Escuela de Arte Útil (School of Useful Art)
June 20–August 10, 2017
A partnership between CCA Social Practice & Public Forms and Yerba Buena Center for the Arts
Yerba Buena Center for the Arts
701 Mission Street
San Francisco, CA 94103
California College of the Arts
Social Practice & Public Forms
1111 8th Street
San Francisco, CA 94017
Course hours
Tuesday–Thursday: 4–8pm
Friday: optional drop-in hours, 2–6pm
Tania Bruguera’s socially engaged projects perform the ways in which the aesthetics of art can be applied to everyday life forms, focusing on the transformation of social affect into political effectiveness. For her survey exhibition of long-term projects Tania Bruguera: Talking to Power / Hablándole al Poder, organized by Yerba Buena Center for the Arts (YBCA) and on view June 16 through October 29, 2017, California College of the Art (CCA) has partnered with YBCA to appoint Bruguera visiting professor in Fine Arts in order to realize an immersive participatory work in the form of a school titled Escuela de Arte Útil (School of Useful Art) open to Bay Area college students and the general public.
Escuela de Arte Útil continues Bruguera’s interest in, and use of, the form of a school to harness the potential of art to shift perspectives and initiate social, political, and cultural change. It is based on the model of her earlier long-term pedagogical project, the Cátedra Arte de Conducta—which took place in her home in Havana from 2003 through 2009—coupled with the aims of the more recent Arte Útil Archive (2013–ongoing), which translates as “useful art,” but goes further by suggesting art as a tool or device. Studying the shifting role of contemporary art, the class will consider factors of the practice of Arte Útil such as institutional self-criticism, active hyperrealism, a-legality, reforming capital, beneficial outcomes, sustainability, intersection with other disciplines, and modes of creative collaboration.
The timing of this large-scale endeavor at YBCA coincides with California College of the Arts re-launching of its graduate-level Social Practice & Public Forms curriculum as a stand-alone MA program. The overall scope of Professor Bruguera’s Escuela de Arte Útil, its engagement with community, institutional cooperation, social politics, and the re-envisioning of art as a shifting public perception, is closely aligned to the curricular and research directions of the new MA program and overlaps with CCA’s overall pursuit of engaged critical and creative dialogue with public life through art and design.
Bruguera has conceived a new curriculum for Escuela de Arte Útil that uses the concept of Arte Útil to address the challenges facing artists today. In addition to the collaboration between YBCA and CCA, the project gathers together key cultural and academic institutions in the Bay Area including San Francisco Art Institute, University of California, Berkeley, San Francisco State University, the Asociación de Arte Útil, and the YBCA Fellows program.
Escuela will be the central pedagogical and installation component of YBCA’s exhibition, where Bruguera will be in residence. Convening three days per week for eight weeks, the school will feature important cultural producers whose voices will be integral to the weekly seminars organized by Bruguera. The students enrolled at academic institutions will receive credit toward their undergraduate and graduate education degrees, and will also be named YBCA Fellows. In addition to tending the academic needs of enrolled students, the course-as-exhibition at YBCA is, as stated, open to the public, offering YBCA audiences access to a slew of engaged artists and cultural producers who will contribute in the project. The model intends to insert critically charged dialogue often taking place in the private sphere of academic seminars into the public realm. Course schedule and application instructions available here.

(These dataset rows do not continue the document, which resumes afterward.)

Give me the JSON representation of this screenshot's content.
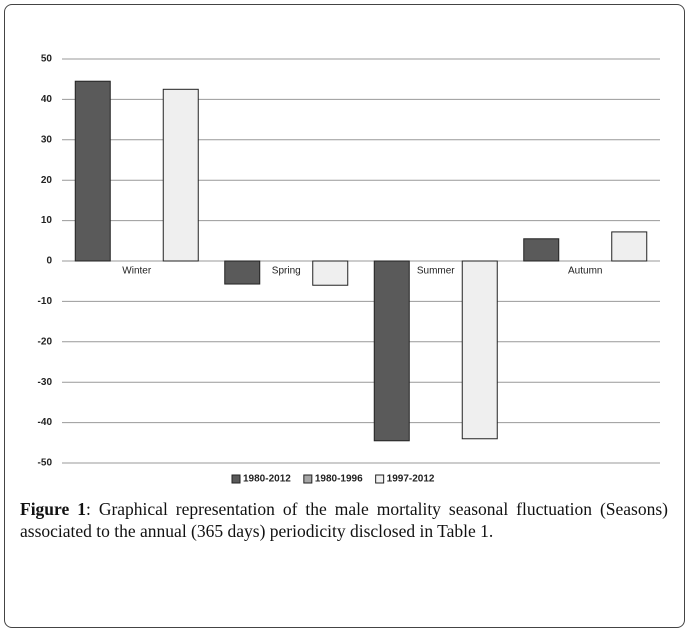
{
  "chart_data": {
    "type": "bar",
    "categories": [
      "Winter",
      "Spring",
      "Summer",
      "Autumn"
    ],
    "series": [
      {
        "name": "1980-2012",
        "color": "#5a5a5a",
        "values": [
          44.5,
          -5.7,
          -44.5,
          5.5
        ]
      },
      {
        "name": "1980-1996",
        "color": "#a6a6a6",
        "values": [
          null,
          null,
          null,
          null
        ]
      },
      {
        "name": "1997-2012",
        "color": "#efefef",
        "values": [
          42.5,
          -6,
          -44,
          7.2
        ]
      }
    ],
    "ylim": [
      -50,
      50
    ],
    "yticks": [
      -50,
      -40,
      -30,
      -20,
      -10,
      0,
      10,
      20,
      30,
      40,
      50
    ],
    "grid": true,
    "legend": "bottom"
  },
  "caption": {
    "label": "Figure 1",
    "text": ": Graphical representation of the male mortality seasonal fluctuation (Seasons) associated to the annual (365 days) periodicity disclosed in Table 1."
  }
}
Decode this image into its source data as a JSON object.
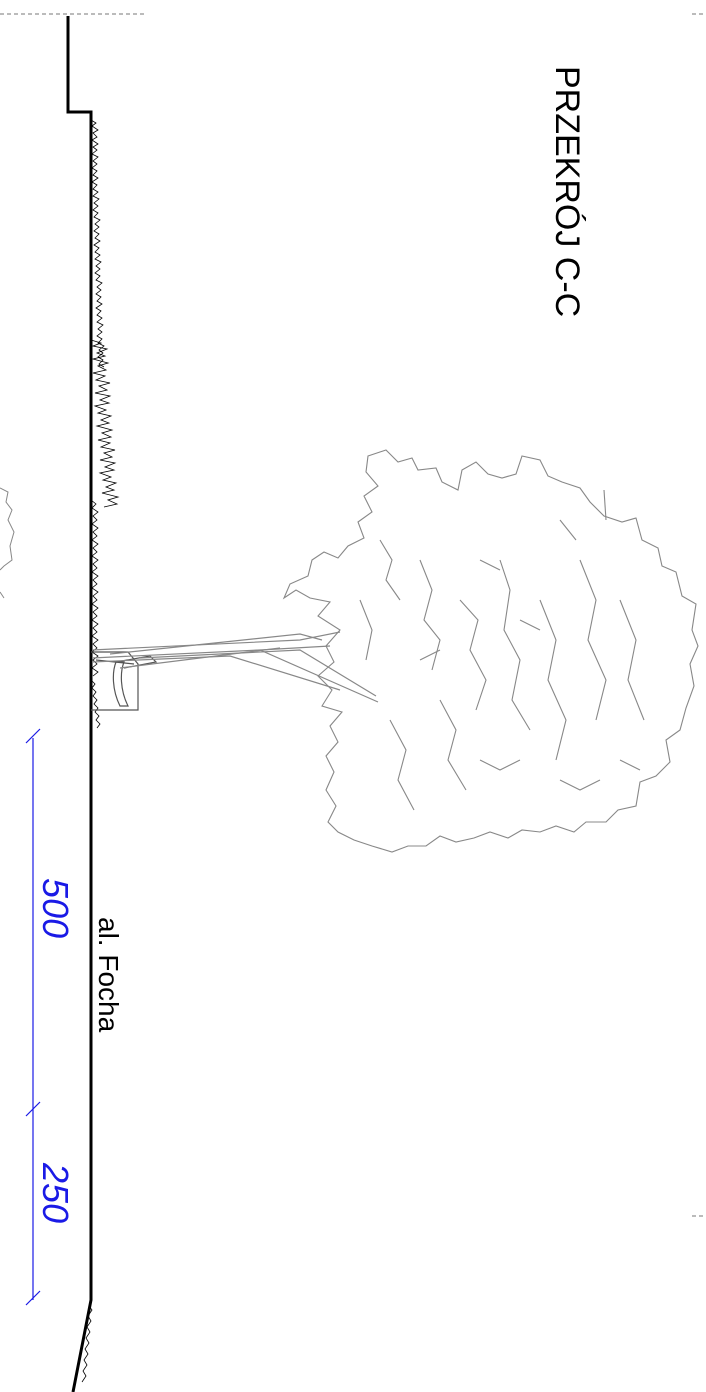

The Arte Útil Summit 2017: “Does Art Have Users?” will occur from September 28 to 30, 2017, and is organized by San Francisco Museum of Modern Art’s Education and Public Practice department and the Asociación de Arte Útil. The program is part of SFMOMA’s Phyllis Wattis Distinguished Lecture Series.
Escuela de Arte Útil, a commissioned art project for the exhibition Tania Bruguera: Talking to Power / Hablándole al Poder, is organized by Yerba Buena Center for the Arts in collaboration with California College of the Arts, San Francisco Art Institute, the University of California, Berkeley, San Francisco State University, the Asociación de Arte Útil, and the YBCA Fellows program.